Expert: Desperation leads kids to kill their parents
By Steve Silverman
The Pantagraph (Bloomington, IL)
February 16, 2002
BLOOMINGTON – The vast majority of children who kill their parents do so out of desperation rather than malice, says a leading expert on such slayings.
Most children in “parricides” – the killing of parents – are victims of chronic abuse who believe they are trapped in unbearable situations, said Paul Mones, an Oregon defense attorney and author of “When a Child Kills.”
“These kids typically have a sense of hopelessness so severe that they’ll take extreme actions,” he said.

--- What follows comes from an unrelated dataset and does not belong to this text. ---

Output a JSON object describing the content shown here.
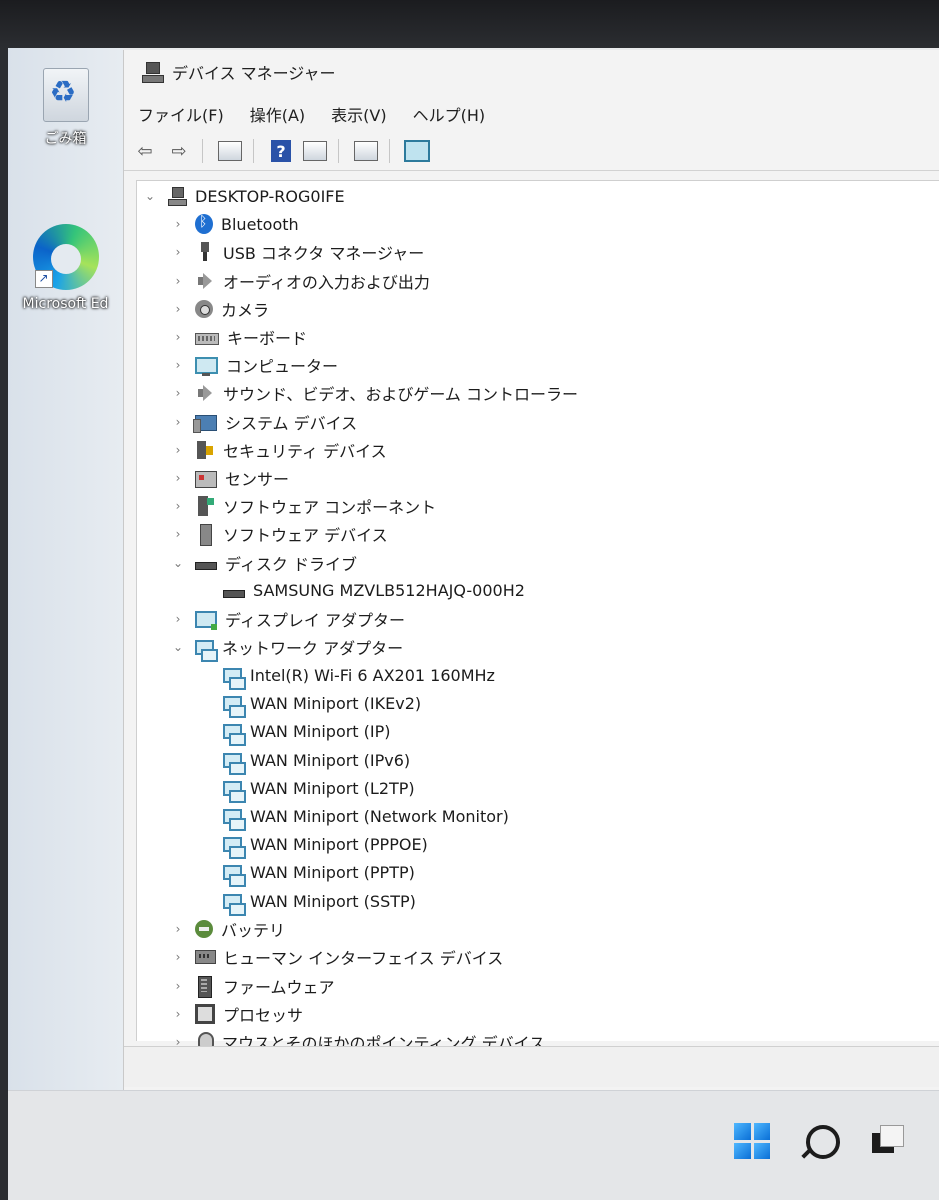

Feelings of helplessness tend to intensify when the child’s cries for help are ignored by authorities, school officials and others. A typically passive child may be driven to violence after his or her allegations are disregarded because they believe it’s the only way to stop the abuse, Mones said.
“The kid gets the clear message that they’re on their own,” Mones said.
One of the seemingly chilling aspects of parricides is that they tend to be highly premeditated, he said. The parent usually is killed while in a defenseless position.
Fourteen-year-old Adam Nutter, for example, set his alarm clock for when he knew his father would be asleep and then shot him as he lay on the couch of their Melvin home in September 2000.
Mones stressed that children who kill their parents often do so under those types of conditions because they fear an abusive parent will seriously harm them in a confrontation.
He added that 75 percent of children who kill a parent use the parent’s own gun – as Nutter did.
Mones said many circumstances surrounding the Nutter case are consistent with a “classic case” of parricide.
Mones emphasized that children in such cases have an exceedingly low rate of future violence. They tend to be submissive to authority, only lashing out due to confusion and despair, he said.
Increased public awareness of child abuse in recent years encourages Mones, but he said greater sensitivity to the problem is needed.
“It’s very difficult to really know what goes on behind closed doors, and these cases should be wake-up calls to the community,” he said.